Book Review, May 2011: From Those Wonderful Folks Who Gave You Pearl Harbor

About the writer: Jerry Della Femina is one of the old school of Madison Avenue ad men who defined American Advertising during its golden age of the 1960s. This book apparently the inspiration behind the TV show ‘Mad Men’ and straight out of the block, Della Femina’s writing hits you like the kick from a three Martini lunch.

As someone that grew up in creative industry, I have to admit and believe that this book is exposing the hate and love of surreal world of advertising, and not even one piece of statement of the fact that mistakenly wrote with actual situation in these days in most of agencies.

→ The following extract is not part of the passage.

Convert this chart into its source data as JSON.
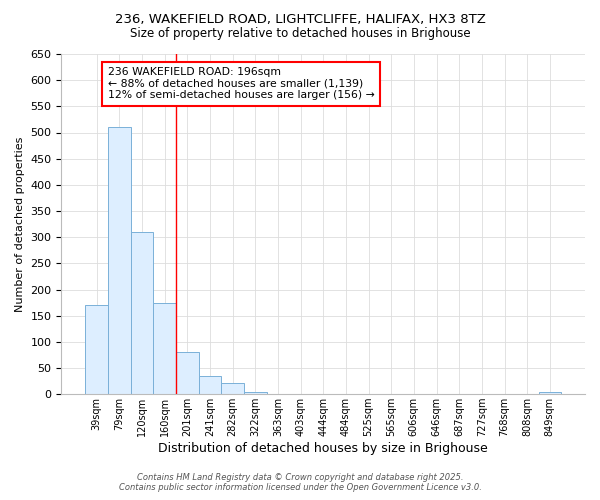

It’s enjoyable ride in every chapter. And what so interesting about the this book is, he’s coming from creative side, not the account side. It’s like taking few pints after long days with your creative colleagues and laugh about stuff of what your AE did this morning. Unlike modern advertising, taking the 60s – 70s era, advertising was genuinely creative driven, but he didn’t deny the fact that client interruption, account people common sense (as if they have), censorship, and many things that affecting the result of the creative work. This book spill the truth of creative people (those always late comers-excuse-complaining kind of people-lol-I was one of them too), the fact that account people got nothing but dance to survive, and also agency cocky cranky boss.

One of the chapter:
“What account guys have to do to surviving today is dancing, I mean they’ve got to be agile, with very, very good footwork so they don’t get shot easily. You see, they’ve got nothing to sell. Your copywriter, no matter how young or how bad, has his book-his portfolio-to show. An art director also has a portfolio. Or they’ve got reels, short presentations containing all the commercials they’ve ever shot. But what does the account man to show? Nothing….”
Witty but so true.

But he mentioned about that fact about creative people and their career above their 40s. They are so replaceable with younger creative lads. Isn’t it?

This book is highly recommended for those people who spend their life in one corner of their agency’s office (or their client’s office), sucking their cigarette while waiting for their late night snack. Or for those who trying to get into advertising world and believe that it’s one fun glittery glamorous and (not so) healthy job for their professional life. You decide. Like Della Femina said: “Advertising is the most fun you can have with your clothes on” (only applied for some clients).